Before we get to the right answer to the journalist’s question, let’s remind ourselves of the root causes of our increasingly unaffordable, lower quality, less reliable, and less satisfying health care system in the U.S.

  1. We pay our doctors and hospitals only when they perform tests and procedures – the “fee-for-service” model. The result is substantial, costly, and, in some cases, risky overtreatment (for more information, see Dr. Atul Gawande’s article in The New Yorker, June 2009)
  2. We don’t routinely coordinate care between different clinical specialties or properly emphasize patient safety. This leads to waste and clinical misadventures (for more information, see: Institute of Medicine (IOM) Report: Best Care at Lower Cost, September 2012).
  3. We don’t focus enough on social and demographic determinants of health.
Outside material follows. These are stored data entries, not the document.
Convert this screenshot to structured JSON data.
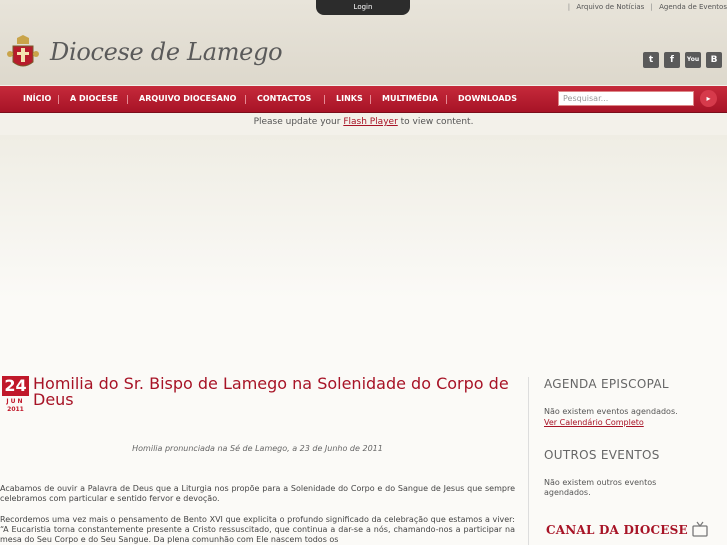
{
  "header": {
    "login_label": "Login",
    "top_links": [
      "Arquivo de Notícias",
      "Agenda de Eventos"
    ],
    "site_title": "Diocese de Lamego",
    "social": [
      {
        "name": "twitter-icon",
        "glyph": "t"
      },
      {
        "name": "facebook-icon",
        "glyph": "f"
      },
      {
        "name": "youtube-icon",
        "glyph": "You"
      },
      {
        "name": "blogger-icon",
        "glyph": "B"
      }
    ]
  },
  "nav": {
    "items": [
      "INÍCIO",
      "A DIOCESE",
      "ARQUIVO DIOCESANO",
      "CONTACTOS",
      "LINKS",
      "MULTIMÉDIA",
      "DOWNLOADS"
    ],
    "search_placeholder": "Pesquisar..."
  },
  "flash": {
    "before": "Please update your ",
    "link": "Flash Player",
    "after": " to view content."
  },
  "article": {
    "day": "24",
    "month": "JUN",
    "year": "2011",
    "title": "Homilia do Sr. Bispo de Lamego na Solenidade do Corpo de Deus",
    "subtitle": "Homilia pronunciada na Sé de Lamego, a 23 de Junho de 2011",
    "p1": "Acabamos de ouvir a Palavra de Deus que a Liturgia nos propõe para a Solenidade do Corpo e do Sangue de Jesus que sempre celebramos com particular e sentido fervor e devoção.",
    "p2": "Recordemos uma vez mais o pensamento de Bento XVI que explicita o profundo significado da celebração que estamos a viver: “A Eucaristia torna constantemente presente a Cristo ressuscitado, que continua a dar-se a nós, chamando-nos a participar na mesa do Seu Corpo e do Seu Sangue. Da plena comunhão com Ele nascem todos os"
  },
  "sidebar": {
    "agenda_title": "AGENDA EPISCOPAL",
    "agenda_text": "Não existem eventos agendados.",
    "agenda_link": "Ver Calendário Completo",
    "outros_title": "OUTROS EVENTOS",
    "outros_text": "Não existem outros eventos agendados.",
    "canal_title": "CANAL DA DIOCESE"
  },
  "colors": {
    "accent": "#a71326",
    "nav": "#c0182a"
  }
}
Ignoring these needs means we are treating the symptoms, not the cause, of many chronic illnesses (for more information, see the 2012 HBO series, Weight of the Nation, or

So, the right answer to the journalist’s excellent question should be “The (investment/merger/partnership) will enable (the new/larger organization) to (1) change the mechanism of payment to doctors and hospitals to promote care quality and patient outcomes, (2) systematically hard-wire coordination of care across the organization, and (3) help individuals improve their exercise, diet, state-of-mind and environment.”

The wrong answer is “…to get physicians to do what an outside organization – a health plan, a hospital – wants them to do.”  Why? Physicians are sworn to putting the needs of their patient first. As “knowledge workers”, we must (1) gather and organize large amounts of information, some of which may conflict, (2) accurately predict the outcome of different diagnostic and treatment options, and then (3) conduct an effective shared decision-making exercise with patient and family – all before treatment begins. Organizations seeking to use their larger market or financial presence to insert themselves between the physician and patient add little value and may ultimately reduce quality of care.

As such, physicians must lead the design and implementation of health care investments that address appropriate payment mechanisms, coordination of care, patient safety, and social determinants of health. It’s a proven model – institutions such as The Centers for Diseases Control and Prevention (CDC), the National Institute of Health (NIH), Kaiser Permanente (KP), and The Mayo Clinic have long used systems of effective physician leadership to maximize the benefit to patients and the organization. It’s important we do so here in Atlanta.